As Hokkaido demonstrates, a town or province that has conquered its infection rate can relapse with alarming ease. Kazuto Suzuki, vice dean of international politics at Hokkaido University, says his province’s experience shows that the piecemeal opening up of U.S. states is “very dangerous … even if you control the first wave, you can’t relax.” In Texas, state parks have already reopened and nonessential surgeries resumed. On April 24, Oklahoma’s nail salons, spas, barbershops and pet groomers were allowed to resume work. Georgia’s gyms, bowling alleys and tattoo parlors flung open their doors the same day. “I’d love everything open,” Las Vegas Mayor Carolyn Goodman recently told CNN. But individual states’ actions pose a serious risk to the rest of the U.S. “The whole world is on fire with coronavirus,” says Michael Osterholm, the director of the Center for Infectious Disease Research and Policy at the University of Minnesota and co-author of Deadliest Enemy: Our War Against Killer Germs. “So all 50 states are going to contribute to each other. We’re only as strong as our weakest link.”

The question every country has to answer is what recovery looks like in a post-coronavirus world. New Zealand has had extraordinary success in conquering the virus, partly as a consequence of its isolation and low population density but also because it introduced strict lockdown measures and all but closed its borders. Now, daily new infections are down to single digits and it’s poised to banish the virus completely.

Still, the banning of all foreign nationals is having a catastrophic effect on the country’s tourism-reliant economy. Over 2019, international tourists to New Zealand spent just over $10 billion: the sector employs 8.4% of the workforce. All this has now evaporated. “The economy can survive without international tourism, but not as we know it,” says Brad Olsen, senior economist at New Zealand’s Infometrics consultancy firm.

Economic superpowers are no less at risk. China’s economy contracted 6.8% in the first quarter of 2020. Although domestic demand is now picking up again, China’s exposure to the global marketplace will mean the pain lasts for some time–and will have unpredictable repercussions.
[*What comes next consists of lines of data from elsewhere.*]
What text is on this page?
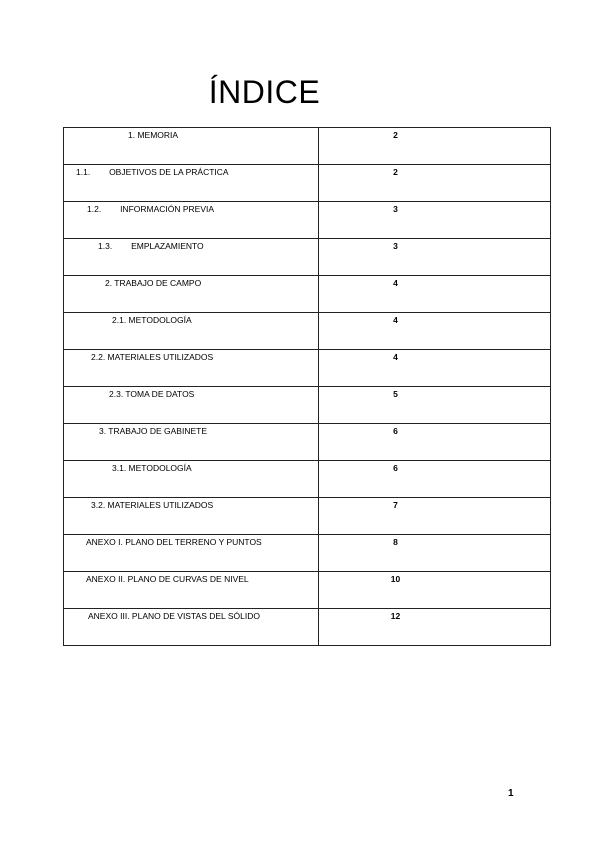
ÍNDICE
1. MEMORIA	2

1.1.        OBJETIVOS DE LA PRÁCTICA	2

1.2.        INFORMACIÓN PREVIA	3

1.3.        EMPLAZAMIENTO	3

2. TRABAJO DE CAMPO	4

2.1. METODOLOGÍA	4

2.2. MATERIALES UTILIZADOS	4

2.3. TOMA DE DATOS	5

3. TRABAJO DE GABINETE	6

3.1. METODOLOGÍA	6

3.2. MATERIALES UTILIZADOS	7

ANEXO I. PLANO DEL TERRENO Y PUNTOS	8

ANEXO II. PLANO DE CURVAS DE NIVEL	10

ANEXO III. PLANO DE VISTAS DEL SÓLIDO	12
1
The dearth of demand for goods by Americans sequestered in their homes, for example, means Chinese factories run at reduced capacity, slashing the demand for energy, which helped crude-oil prices plummet below $0.

After the 2008 financial crisis, China invested in its recovery through infrastructure. It plowed $586 billion into government projects like highways, metro systems and airports, and poured more cement between 2011 and 2013 than the U.S. used in the entire 20th century. One result of that spending binge was soaring national debt, but it also resulted in millions of jobs in the short term and an enhanced foundation for every Chinese business to operate.

Beijing now appears reluctant to repeat that feat, but it might work for the U.S., which has so far focused on injecting liquidity into bond markets, making grants to small business and sending $1,200 checks to individuals. Analysts say the U.S. needs to spend some $4.5 trillion by 2025 to fix its creaking roads, railways and airports, plus upgrade to next-generation technology like 5G. Economists say infrastructure is an equalizer that empowers all businesses–big and small–and should be prioritized over bailing out lenders once again.

It’s early, but already clear that one legacy of the coronavirus will be a changed economic landscape. Almost half a million companies in China declared bankruptcy during the first quarter of the year. How many American firms fold depends on choices made today–by officials, and by people anxious for answers. The only thing worse than closed doors is a public too terrified to walk through open ones.